Developer documentation
The project follows fairly standard developer practices. Every new feature should be associated with a test, and every PR should be formatted using automated formatter.
Testing
Tests are located in the tests
folder of the repository, and are executed using
pytest
for every commit in every PR.
If a new test requires additional data (input files, schemas, etc.), they can be
placed in a folder using the name of the test module (that is, test_drycal.py
has
its test files in test_drycal
folder), or in the common
folder for files
that may be reused multiple times.
Several convenience functions are provided in the utils.py
module:
datadir
, implementing the above mentioned external test data functionality,
datagram_from_input
, wrapping a simple(dict)
-based input for tests into a schema, that is then parsed into a datagram
standard_datagram_test
, which checks the validity of the returned datagram
compare_result_dicts
, which compares a reference dictionary in the{"n": float, "s": float, "u": str}
format with that in a datagram
Formatting
All files should be formatted by black
. Lines containing text fields, including
docstrings, should be between 80-88 characters in length.

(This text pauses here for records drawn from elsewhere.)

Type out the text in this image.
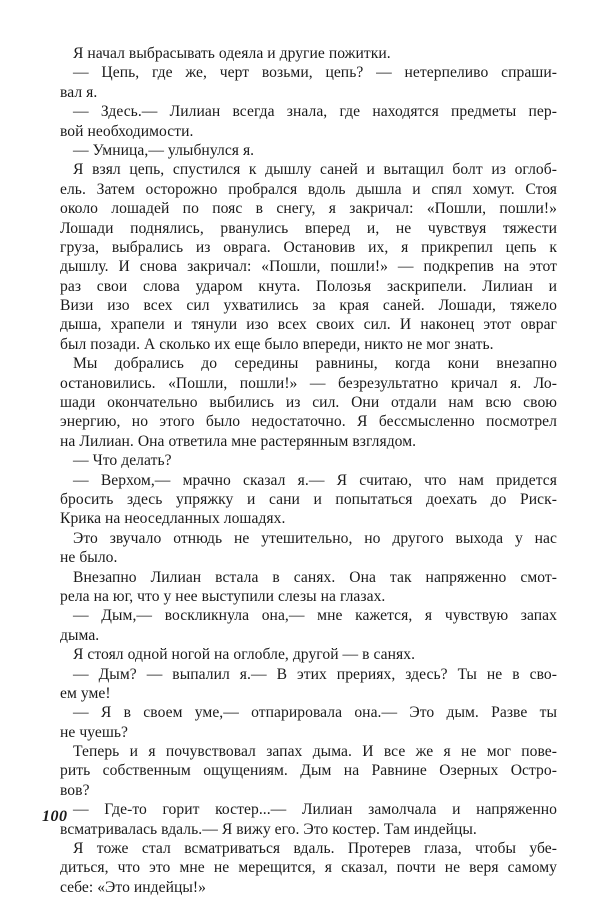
Я начал выбрасывать одеяла и другие пожитки.
— Цепь, где же, черт возьми, цепь? — нетерпеливо спраши-
вал я.
— Здесь.— Лилиан всегда знала, где находятся предметы пер-
вой необходимости.
— Умница,— улыбнулся я.
Я взял цепь, спустился к дышлу саней и вытащил болт из оглоб-
ель. Затем осторожно пробрался вдоль дышла и спял хомут. Стоя
около лошадей по пояс в снегу, я закричал: «Пошли, пошли!»
Лошади поднялись, рванулись вперед и, не чувствуя тяжести
груза, выбрались из оврага. Остановив их, я прикрепил цепь к
дышлу. И снова закричал: «Пошли, пошли!» — подкрепив на этот
раз свои слова ударом кнута. Полозья заскрипели. Лилиан и
Визи изо всех сил ухватились за края саней. Лошади, тяжело
дыша, храпели и тянули изо всех своих сил. И наконец этот овраг
был позади. А сколько их еще было впереди, никто не мог знать.
Мы добрались до середины равнины, когда кони внезапно
остановились. «Пошли, пошли!» — безрезультатно кричал я. Ло-
шади окончательно выбились из сил. Они отдали нам всю свою
энергию, но этого было недостаточно. Я бессмысленно посмотрел
на Лилиан. Она ответила мне растерянным взглядом.
— Что делать?
— Верхом,— мрачно сказал я.— Я считаю, что нам придется
бросить здесь упряжку и сани и попытаться доехать до Риск-
Крика на неоседланных лошадях.
Это звучало отнюдь не утешительно, но другого выхода у нас
не было.
Внезапно Лилиан встала в санях. Она так напряженно смот-
рела на юг, что у нее выступили слезы на глазах.
— Дым,— воскликнула она,— мне кажется, я чувствую запах
дыма.
Я стоял одной ногой на оглобле, другой — в санях.
— Дым? — выпалил я.— В этих прериях, здесь? Ты не в сво-
ем уме!
— Я в своем уме,— отпарировала она.— Это дым. Разве ты
не чуешь?
Теперь и я почувствовал запах дыма. И все же я не мог пове-
рить собственным ощущениям. Дым на Равнине Озерных Остро-
вов?
— Где-то горит костер...— Лилиан замолчала и напряженно
всматривалась вдаль.— Я вижу его. Это костер. Там индейцы.
Я тоже стал всматриваться вдаль. Протерев глаза, чтобы убе-
диться, что это мне не мерещится, я сказал, почти не веря самому
себе: «Это индейцы!»
100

Imports of functions should
be absolute, that is including the yadg.
prefix.
Implementing new parsers
New parsers should be implemented by:
adding their schema into
dgbowl_schemas.yadg.DataSchema
adding their implementation in a separate Python package under
yadg.parsers
Generally, specific filetype parsers should be kept separate from the main parser function in the module.
Documentation
Each parser should be documented by adding a structured docstring into the
__init__.py
file of each parser module. This documentation should describe the
application and usage of the parser, and refer to the Pydantic audotocs via
DataSchema
to discuss the features exposed via the
parameters dictionary. Finally, a short summary of the quantities provided in the
"raw"
and "derived"
entries should be included, and whether any
"metadata"
are exposed.
Each file type of each parser should be documented as a top-level docstring in the relevant module. If the file is binary, a description of the file structure should be provided in the docstring.